Monday, July 20, 2020

PDF2ODT or Text-image2OCR2ODT


In these somewhat boring days of social-distancing and my voluntary stay-at-home, I was glad to have two younger friends in their late sixties visiting me. They are still working and in the middle of our familiar idle chat I came to know that they were having a hard time typing out all the text in some standard formats in pdf documents in order to prepare new ones! So I showed them how to do that kind of thing by converting pdf to open document format. Or if the source documents were not in digital text format, to take photos of them and then convert them into text using OCR via Google Doc. Then to download them in odt format. I’m documenting these little tricks, lest they forget. I hope that somebody will improve on them.

1. True or Normal or Real PDF documents

These are made up of digitally created text. All you need to do here is to copy the text from these files and paste them in a blank page in a word processor. For example, you could Microsoft Word. If you don’t have a licensed Microsoft Word installed, I suggest the Open Source LibreOffice.

1.1. Copying text from PDF document

Here, I open the pdf file with Adobe Acrobat Reader and select all text. Typing the keys Ctrl+C copied them to clip board.

1.2. Paste text to a new document in LibreOffice

Create a new document in LibreOffice Writer and paste copied text. The fonts and text are Ok. All you’ll need to do is to format the heading, paragraphs, etc. You can do all the editing you need.

In Myanmar language text the original in pdf (left) copied and pasted (right) shows some minor character errors in addition to format of lines. The Myanmar text once pasted to the blank document should be changed to the original font (here: Pyidaungsu Myanmar Unicode).

1.3. Copying only a part of the PDF file, a paragraph, or only a few words

Adobe acrobat reader doesn’t allow copying only a part of the PDF file. If you want to do so a simple method is to open it in the Google Chrome browser and make your copy on the opened page.

1.4. How to extract only one or more page(s) from a true PDF document

You can use the open source software PDFsam. It can split and merge PDF files.

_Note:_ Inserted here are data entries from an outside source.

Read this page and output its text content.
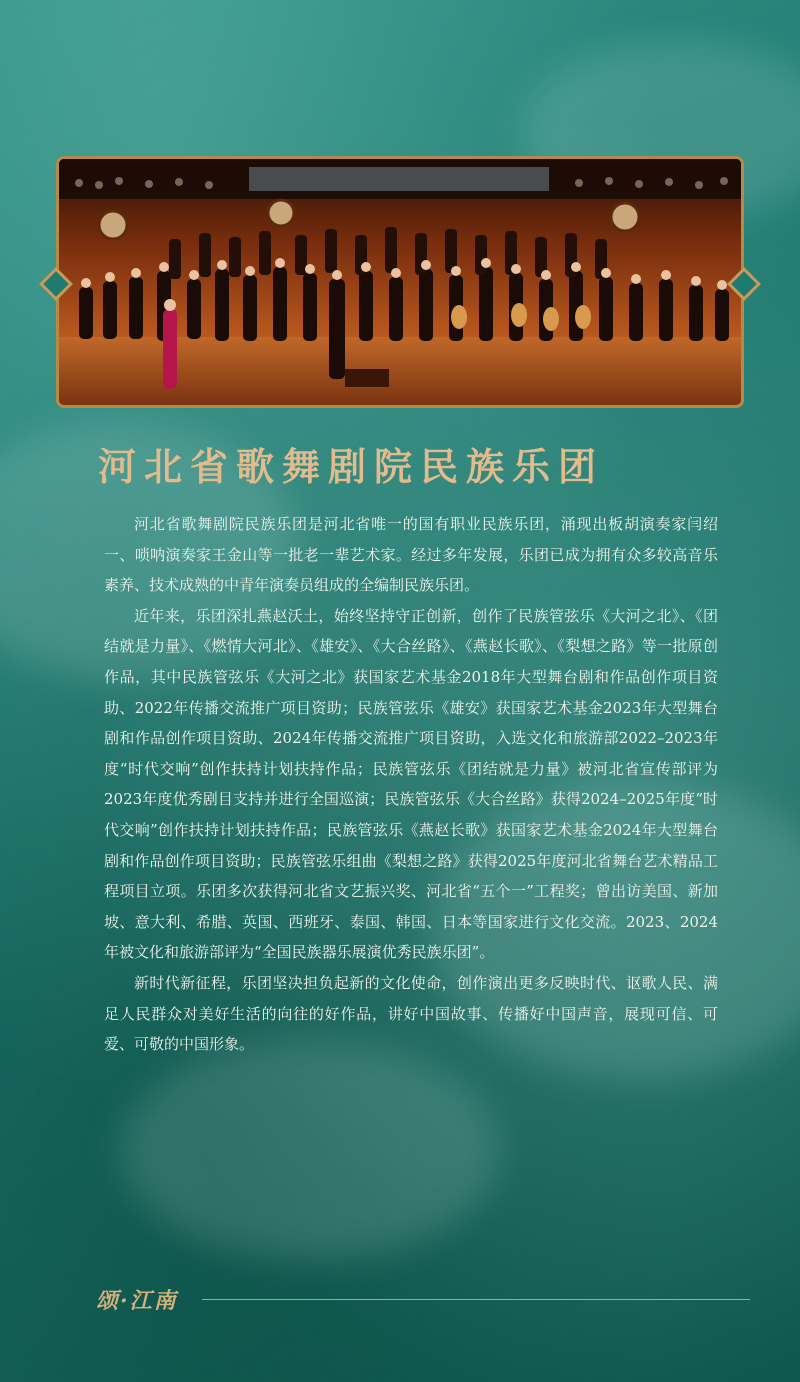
河北省歌舞剧院民族乐团

河北省歌舞剧院民族乐团是河北省唯一的国有职业民族乐团，涌现出板胡演奏家闫绍一、唢呐演奏家王金山等一批老一辈艺术家。经过多年发展，乐团已成为拥有众多较高音乐素养、技术成熟的中青年演奏员组成的全编制民族乐团。

近年来，乐团深扎燕赵沃土，始终坚持守正创新，创作了民族管弦乐《大河之北》、《团结就是力量》、《燃情大河北》、《雄安》、《大合丝路》、《燕赵长歌》、《梨想之路》等一批原创作品，其中民族管弦乐《大河之北》获国家艺术基金2018年大型舞台剧和作品创作项目资助、2022年传播交流推广项目资助；民族管弦乐《雄安》获国家艺术基金2023年大型舞台剧和作品创作项目资助、2024年传播交流推广项目资助，入选文化和旅游部2022–2023年度“时代交响”创作扶持计划扶持作品；民族管弦乐《团结就是力量》被河北省宣传部评为2023年度优秀剧目支持并进行全国巡演；民族管弦乐《大合丝路》获得2024–2025年度“时代交响”创作扶持计划扶持作品；民族管弦乐《燕赵长歌》获国家艺术基金2024年大型舞台剧和作品创作项目资助；民族管弦乐组曲《梨想之路》获得2025年度河北省舞台艺术精品工程项目立项。乐团多次获得河北省文艺振兴奖、河北省“五个一”工程奖；曾出访美国、新加坡、意大利、希腊、英国、西班牙、泰国、韩国、日本等国家进行文化交流。2023、2024年被文化和旅游部评为“全国民族器乐展演优秀民族乐团”。

新时代新征程，乐团坚决担负起新的文化使命，创作演出更多反映时代、讴歌人民、满足人民群众对美好生活的向往的好作品，讲好中国故事、传播好中国声音，展现可信、可爱、可敬的中国形象。

颂·江南
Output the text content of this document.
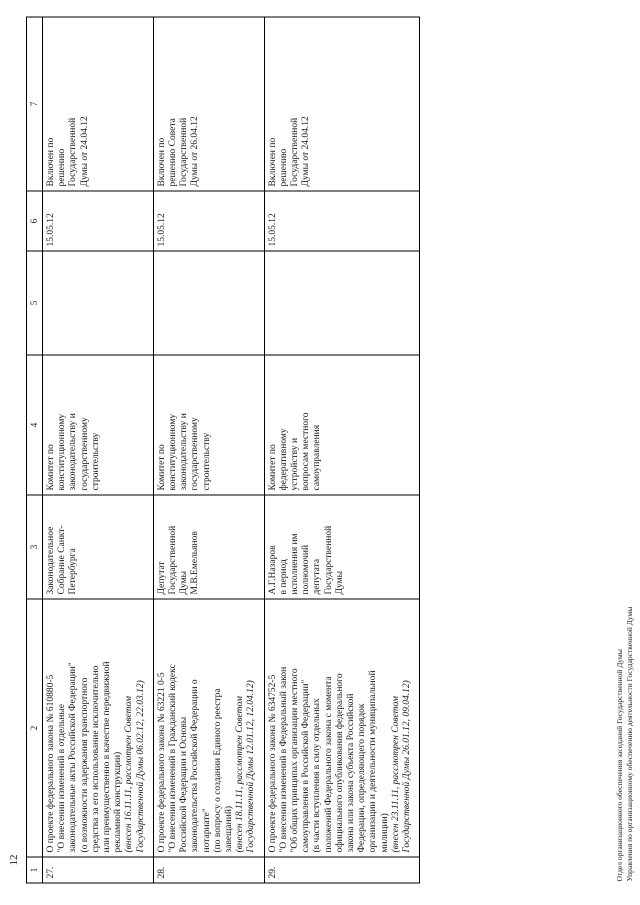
12
1	2	3	4	5	6	7
27.	
О проекте федерального закона № 610880-5
"О внесении изменений в отдельные
законодательные акты Российской Федерации"
(о возможности задержания транспортного
средства за его использование исключительно
или преимущественно в качестве передвижной
рекламной конструкции) (внесен 16.11.11, рассмотрен Советом
Государственной Думы 06.02.12, 22.03.12)
	Законодательное
Собрание Санкт-
Петербурга	Комитет по
конституционному
законодательству и
государственному
строительству		15.05.12	Включен по
решению
Государственной
Думы от 24.04.12
28.	
О проекте федерального закона № 63221 0-5
"О внесении изменений в Гражданский кодекс
Российской Федерации и Основы
законодательства Российской Федерации о
нотариате"
(по вопросу о создании Единого реестра
завещаний) (внесен 18.11.11, рассмотрен Советом
Государственной Думы 12.01.12, 12.04.12)
	Депутат
Государственной
Думы
М.В.Емельянов	Комитет по
конституционному
законодательству и
государственному
строительству		15.05.12	Включен по
решению Совета
Государственной
Думы от 26.04.12
29.	
О проекте федерального закона № 634752-5
"О внесении изменений в Федеральный закон
"Об общих принципах организации местного
самоуправления в Российской Федерации"
(в части вступления в силу отдельных
положений Федерального закона с момента
официального опубликования федерального
закона или закона субъекта Российской
Федерации, определяющего порядок
организации и деятельности муниципальной
милиции) (внесен 23.11.11, рассмотрен Советом
Государственной Думы 26.01.12, 09.04.12)
	А.Г.Назаров
в период
исполнения им
полномочий
депутата
Государственной
Думы	Комитет по
федеративному
устройству и
вопросам местного
самоуправления		15.05.12	Включен по
решению
Государственной
Думы от 24.04.12
Отдел организационного обеспечения заседаний Государственной Думы Управления по организационному обеспечению деятельности Государственной Думы
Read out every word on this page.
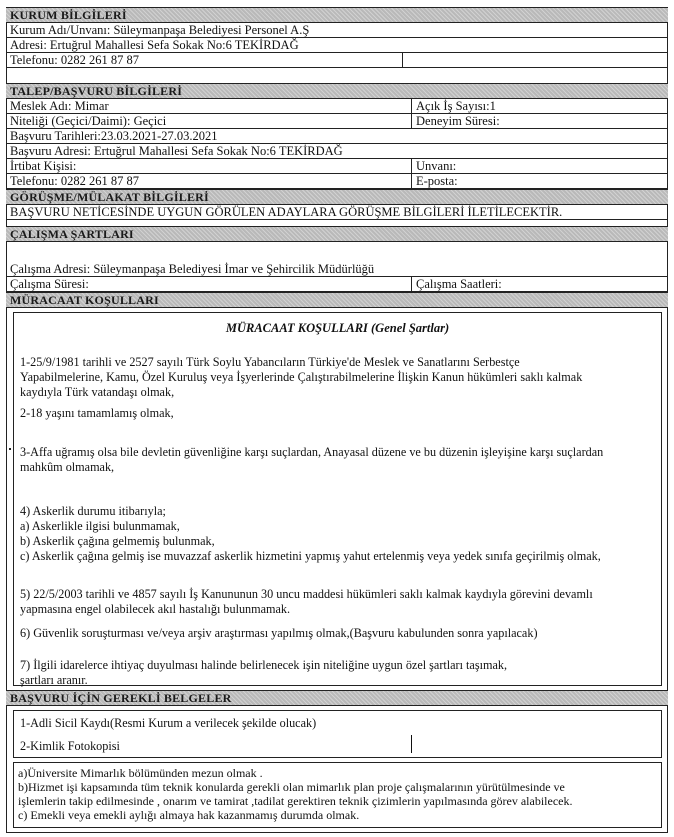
KURUM BİLGİLERİ
Kurum Adı/Unvanı: Süleymanpaşa Belediyesi Personel A.Ş
Adresi: Ertuğrul Mahallesi Sefa Sokak No:6 TEKİRDAĞ
Telefonu: 0282 261 87 87
TALEP/BAŞVURU BİLGİLERİ
Meslek Adı: Mimar	Açık İş Sayısı:1
Niteliği (Geçici/Daimi): Geçici	Deneyim Süresi:
Başvuru Tarihleri:23.03.2021-27.03.2021
Başvuru Adresi: Ertuğrul Mahallesi Sefa Sokak No:6 TEKİRDAĞ
İrtibat Kişisi:	Unvanı:
Telefonu: 0282 261 87 87	E-posta:
GÖRÜŞME/MÜLAKAT BİLGİLERİ
BAŞVURU NETİCESİNDE UYGUN GÖRÜLEN ADAYLARA GÖRÜŞME BİLGİLERİ İLETİLECEKTİR.
ÇALIŞMA ŞARTLARI
Çalışma Adresi: Süleymanpaşa Belediyesi İmar ve Şehircilik Müdürlüğü
Çalışma Süresi:	Çalışma Saatleri:
MÜRACAAT KOŞULLARI
MÜRACAAT KOŞULLARI (Genel Şartlar)
1-25/9/1981 tarihli ve 2527 sayılı Türk Soylu Yabancıların Türkiye'de Meslek ve Sanatlarını Serbestçe
Yapabilmelerine, Kamu, Özel Kuruluş veya İşyerlerinde Çalıştırabilmelerine İlişkin Kanun hükümleri saklı kalmak
kaydıyla Türk vatandaşı olmak,
2-18 yaşını tamamlamış olmak,
3-Affa uğramış olsa bile devletin güvenliğine karşı suçlardan, Anayasal düzene ve bu düzenin işleyişine karşı suçlardan
mahkûm olmamak,
4) Askerlik durumu itibarıyla;
a) Askerlikle ilgisi bulunmamak,
b) Askerlik çağına gelmemiş bulunmak,
c) Askerlik çağına gelmiş ise muvazzaf askerlik hizmetini yapmış yahut ertelenmiş veya yedek sınıfa geçirilmiş olmak,
5) 22/5/2003 tarihli ve 4857 sayılı İş Kanununun 30 uncu maddesi hükümleri saklı kalmak kaydıyla görevini devamlı
yapmasına engel olabilecek akıl hastalığı bulunmamak.
6) Güvenlik soruşturması ve/veya arşiv araştırması yapılmış olmak,(Başvuru kabulunden sonra yapılacak)
7) İlgili idarelerce ihtiyaç duyulması halinde belirlenecek işin niteliğine uygun özel şartları taşımak,
şartları aranır.
BAŞVURU İÇİN GEREKLİ BELGELER
1-Adli Sicil Kaydı(Resmi Kurum a verilecek şekilde olucak)
2-Kimlik Fotokopisi
a)Üniversite Mimarlık bölümünden mezun olmak .
b)Hizmet işi kapsamında tüm teknik konularda gerekli olan mimarlık plan proje çalışmalarının yürütülmesinde ve
işlemlerin takip edilmesinde , onarım ve tamirat ,tadilat gerektiren teknik çizimlerin yapılmasında görev alabilecek.
c) Emekli veya emekli aylığı almaya hak kazanmamış durumda olmak.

2. Scanned or image only documents in PDF or other formats

Most of the pre-Unicode digital documents in Myanmar language and scanned PDF documents or scanned text in other graphic formats fall in this category. This means they need to be converted to digital text through OCR (Optical Character Recognition) software.

2.1. First step: Create graphic image(s) of a page of text or a document

You could directly use OCR on text in scanned PDF document. It is probably fine for such text in English language. But my experience (limited) with Myanmar language shows that scanned PDF text converted to an image format (such as jpg or png) gives better result.
In this age of smartphones, taking the image of any printed text is easy and adequate for OCR. For creating image files I used GIMP the free and open source image editing software.
  • for a scanned PDF file, you can directly open the file in GIMP; it will show separate pages of the file and you can select the page(s) to open in GIMP. You can edit and save each image. For example, I normally save them into png format.
  • for printed documents you can take photos with your cell phone, import images to your PC, and process them with GIMP and create image files.
The following picture shows how I created a single colum text image (2) from a two-column source (1) to facilitate the OCR operation.

2.2. Second step: Upload the graphic image or file to GoogleDrive

For this you need to have a Google Account, and have the internet connection running. You open the GoogleDrive and upload your image file(s).
2.2.1. Click “New” in GoogleDrive

2.2.2. Upload image file(s)

Here I’ve uploaded my file in PNG format that have been created earlier with GIMP.

2.2.3. Running OCR on the imported image
Now I right click that file:

From the menu that appears, I select Open with/Google Docs. This causes Google Docs to run OCR on my image file. The image is just for one page of document. I think it will be wise to work page by page. That way, error checking and editing would be easier.

2.2.4. Download the completed file for editing with a word processor
Now the OCR has been completed. I’ve reduced the size of the text-image to be able to show it as well as the converted text below it. You could do the editing of the document here with Google Docs. But I prefer editing with a Word Processor after this file has been downloaded.

I prefer working with a free Open Source word processor, so I downloaded the completed file in ODT format.

After clicking the option to download the converted document, you will find your downloaded file in the “Downloads” folder. Now you can open it with LibreOffice or any other software that could handle the ODT file format.